Having read this article and the study linked to it has at least made me feel better about the memory problems. I don't feel as if I'm losing it completely. Every time I have this issue I remind myself that it allowed me to acquire other much needed abilities to better care for my child. But here's the thing... dementia and Alzheimer's Disease run in my family. Since around 10 years of age I have worked constantly on my memory abilities and my memory was a source of pride for me (not so much now). Additionally, since 2004 I've worked at keeping up my language skills, making sure my diet has plenty of omega 3 fatty acids, doing crossword puzzles, reading and any other mental exercise I find to be fun in order to maintain to the most important of muscles in good shape. My brain has for a long time, held more importance to me than my body - I watched my maternal grandmother "live" with Alzheimer's Disease for 10 years, let's just say that the last few years I use the verb living in a very liberal manner.
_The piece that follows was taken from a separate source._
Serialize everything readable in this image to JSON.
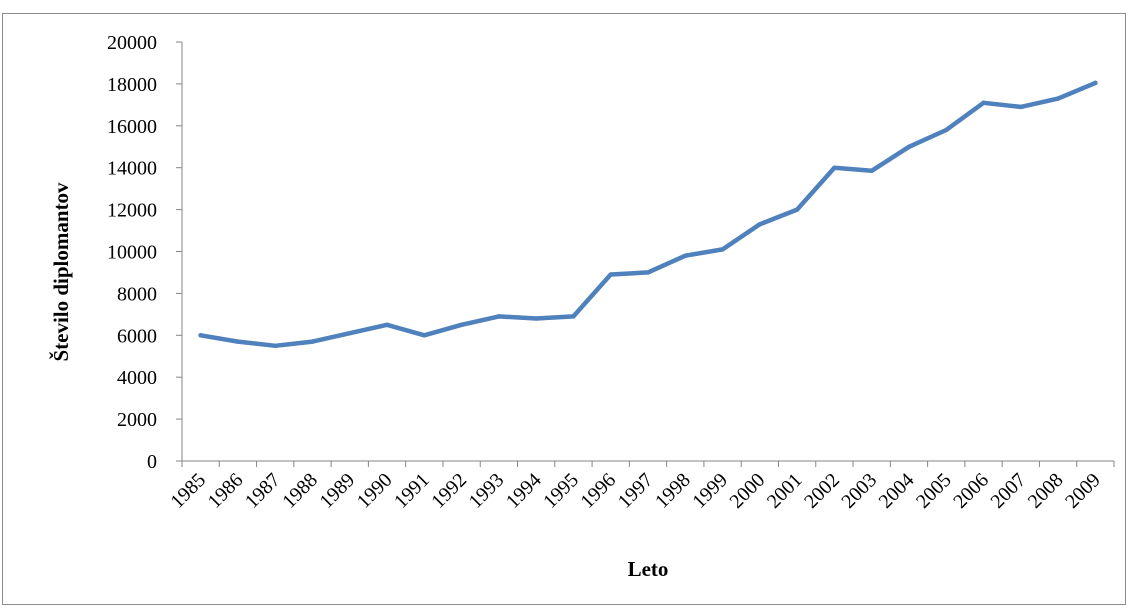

My brain was also affected by pregnancy in another way. Things I used to "care" about like assigning blame to the correct person most of the time this would have been DH, no longer hold any importance to me. I don't care if you were the last person to use the snow scraper and now I can't find it (so you're going to get yelled at for this infraction) and the windshield needs to be cleaned so that we can make it wherever we are going. What matters is that it's cold, the baby is in the car and I don't want her to be cold so we need to get going to warm up the car faster and in order to get going we need to clean the windshield so we NEED to find the scraper and get the windshield cleaned ASAP. I must admit I'm glad to be rid of this part of my personality, I had tried for many years to not care about petty stuff like that but having Bundle "fixed" my brain and this issue.

I have decided that the blog needs to move closer to the mosh pit and further away from the back row, so hopefully, I'll start posting regularly - no promises though. Now that you have a better glimpse of my "mommy" brain, I hope you understand. And if you just need to know what's going on, email or call - I'd love to hear from you!